Alex wondered if she was looking at the place where Tara had been murdered or if her body had simply been dumped in front of the gym. She should have asked the coroner while he was compelled. But she had to imagine it was the former. If you wanted to get rid of a body, you didn’t drop it in the middle of a busy intersection.
An image of Hellie’s shoe, that pink jelly sandal slipping from her painted toes, flashed through Alex’s mind. Hellie’s feet had been wide, the toes crammed together, the skin thick and callused—the only unbeautiful part of her.
What am I doing here? Alex didn’t want to get any closer to where the body had been. It was the boyfriend. That’s what the coroner had told her. He was a dealer. They’d gotten into some kind of argument. The wounds had been extreme, but if he’d been high, who knew what might have been going on in his head?
Still, there was something bothering her about the scene. Last night she’d approached from Grove Street, but now she was on the other side of the intersection, directly across from the Baker Hall dorms and the empty, icy ground where Tara had been found.

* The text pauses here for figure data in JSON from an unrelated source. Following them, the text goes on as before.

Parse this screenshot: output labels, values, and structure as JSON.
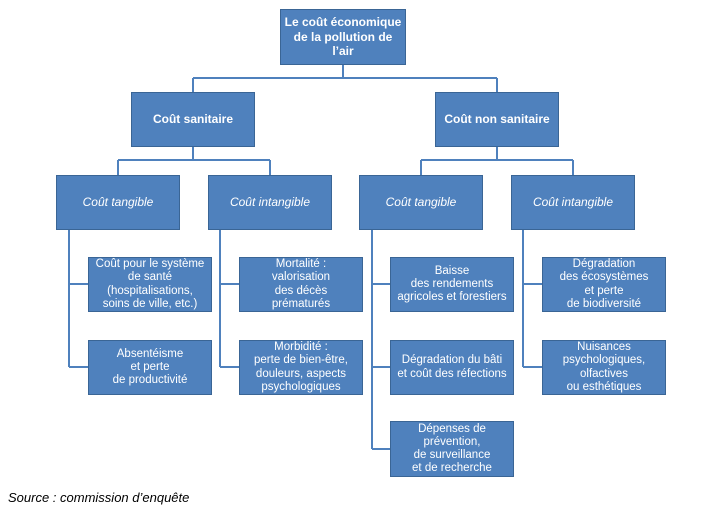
{
  "root": "Le coût économique\nde la pollution de\nl’air",
  "branches": [
    {
      "label": "Coût sanitaire",
      "groups": [
        {
          "label": "Coût tangible",
          "items": [
            "Coût pour le système\nde santé\n(hospitalisations,\nsoins de ville, etc.)",
            "Absentéisme\net perte\nde productivité"
          ]
        },
        {
          "label": "Coût intangible",
          "items": [
            "Mortalité :\nvalorisation\ndes décès\nprématurés",
            "Morbidité :\nperte de bien-être,\ndouleurs, aspects\npsychologiques"
          ]
        }
      ]
    },
    {
      "label": "Coût non sanitaire",
      "groups": [
        {
          "label": "Coût tangible",
          "items": [
            "Baisse\ndes rendements\nagricoles et forestiers",
            "Dégradation du bâti\net coût des réfections",
            "Dépenses de\nprévention,\nde surveillance\net de recherche"
          ]
        },
        {
          "label": "Coût intangible",
          "items": [
            "Dégradation\ndes écosystèmes\net perte\nde biodiversité",
            "Nuisances\npsychologiques,\nolfactives\nou esthétiques"
          ]
        }
      ]
    }
  ],
  "source": "Source : commission d’enquête",
  "colors": {
    "box": "#4f81bd",
    "border": "#3a6595",
    "line": "#4f81bd"
  }
}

From this angle there was something familiar about the way it all looked—the two streets, the stakes driven into the earth where Tara had died or been abandoned. Was it just seeing it in the daylight without the crowds that made it seem different? A false sense of déjà vu? Or maybe the basso belladonna was playing tricks on her as it left her system? The Lethe journals were full of warnings on just how powerful it was.

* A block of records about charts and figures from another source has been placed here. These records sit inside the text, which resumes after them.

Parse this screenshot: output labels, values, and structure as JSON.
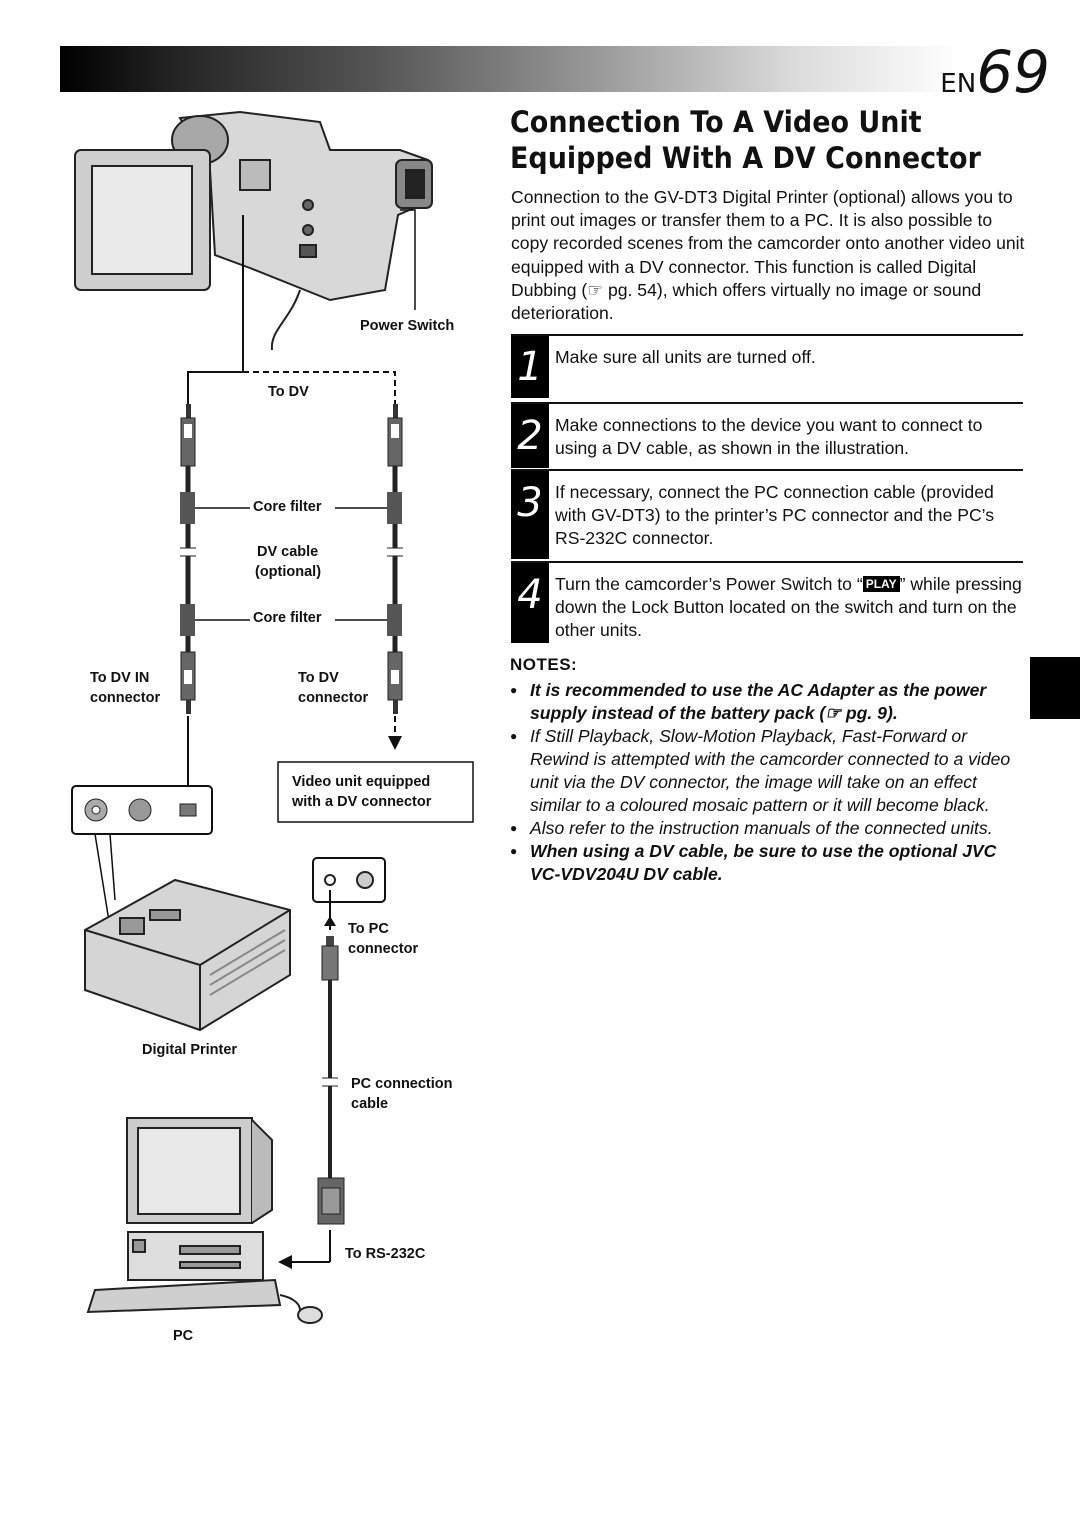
{
  "header": {
    "page_prefix": "EN",
    "page_number": "69"
  },
  "title": "Connection To A Video Unit Equipped With A DV Connector",
  "intro": "Connection to the GV-DT3 Digital Printer (optional) allows you to print out images or transfer them to a PC. It is also possible to copy recorded scenes from the camcorder onto another video unit equipped with a DV connector. This function is called Digital Dubbing (☞ pg. 54), which offers virtually no image or sound deterioration.",
  "steps": [
    {
      "num": "1",
      "text": "Make sure all units are turned off."
    },
    {
      "num": "2",
      "text": "Make connections to the device you want to connect to using a DV cable, as shown in the illustration."
    },
    {
      "num": "3",
      "text": "If necessary, connect the PC connection cable (provided with GV-DT3) to the printer’s PC connector and the PC’s RS-232C connector."
    },
    {
      "num": "4",
      "text_before": "Turn the camcorder’s Power Switch to “",
      "badge": "PLAY",
      "text_after": "” while pressing down the Lock Button located on the switch and turn on the other units."
    }
  ],
  "notes_heading": "NOTES:",
  "notes": [
    "It is recommended to use the AC Adapter as the power supply instead of the battery pack (☞ pg. 9).",
    "If Still Playback, Slow-Motion Playback, Fast-Forward or Rewind is attempted with the camcorder connected to a video unit via the DV connector, the image will take on an effect similar to a coloured mosaic pattern or it will become black.",
    "Also refer to the instruction manuals of the connected units.",
    "When using a DV cable, be sure to use the optional JVC VC-VDV204U DV cable."
  ],
  "diagram": {
    "power_switch": "Power Switch",
    "to_dv_top": "To DV",
    "core_filter_1": "Core filter",
    "dv_cable": "DV cable",
    "optional": "(optional)",
    "core_filter_2": "Core filter",
    "to_dv_in": "To DV IN",
    "to_dv_in_conn": "connector",
    "to_dv": "To DV",
    "to_dv_conn": "connector",
    "video_unit_1": "Video unit equipped",
    "video_unit_2": "with a DV connector",
    "to_pc": "To PC",
    "to_pc_conn": "connector",
    "digital_printer": "Digital Printer",
    "pc_connection": "PC connection",
    "cable": "cable",
    "to_rs232c": "To RS-232C",
    "pc": "PC"
  }
}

Alex thought of Hellie’s shoe hanging for a brief moment from her toe, then dropping to the apartment floor with a thunk. Len turned to Alex, struggling with the weight of Hellie’s limp body, his hands cupped beneath her armpits. Betcha had Hellie’s knees tucked against his hip as if they were swing dancing. “Come on,” Len said. “Open the door, Alex. Let us out.”
Let us out.
She shook the memory away and glanced at the cluster of Grays in front of the gym. There were less of them today and their mood—if they’d ever really had a mood—had returned to normal. The Bridegroom was still there, though. Despite her best attempts to ignore him, the ghost was hard to miss—crisp trousers, shiny shoes, a handsome face like something out of an old movie, big dark eyes and black hair swept back from his brow in a soft wave, the effect spoiled only by the big bloody pockmark of a gunshot wound to his chest.
He was an actual haunter, a Gray who could pass through the layers of the Veil and make his presence felt, rattling windshields and setting off car alarms in the parking garage that stood where his family’s carriage factory had once been—and where he’d killed his fiancée and then himself. It was a favorite stop on ghost tours of New England. Alex didn’t let her gaze linger, but from the corner of her eye she saw him drift away from the group, sauntering toward her.

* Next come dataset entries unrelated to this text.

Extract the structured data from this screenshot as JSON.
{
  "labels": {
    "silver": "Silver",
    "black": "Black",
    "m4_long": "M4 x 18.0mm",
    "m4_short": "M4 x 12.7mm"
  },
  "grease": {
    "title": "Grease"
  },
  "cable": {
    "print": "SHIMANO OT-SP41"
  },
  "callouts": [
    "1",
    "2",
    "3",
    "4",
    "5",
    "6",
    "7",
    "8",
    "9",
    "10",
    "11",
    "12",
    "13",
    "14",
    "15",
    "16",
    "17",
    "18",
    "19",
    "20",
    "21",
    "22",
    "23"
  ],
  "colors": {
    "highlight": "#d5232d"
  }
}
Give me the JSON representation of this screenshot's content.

Time to get gone. She didn’t want the interest of Grays, particularly Grays who could take any kind of real physical form. She turned her back on him and hurried toward the heart of campus.
By the time she got back to Vanderbilt, the crash had hold of her. She felt weak, exhausted, as if she’d just emerged from a week of the worst flu of her life. Her report for Sandow could wait. She didn’t have much to say anyway. She would sleep. Maybe she would dream of summer. She could still smell crushed mint on her fingers.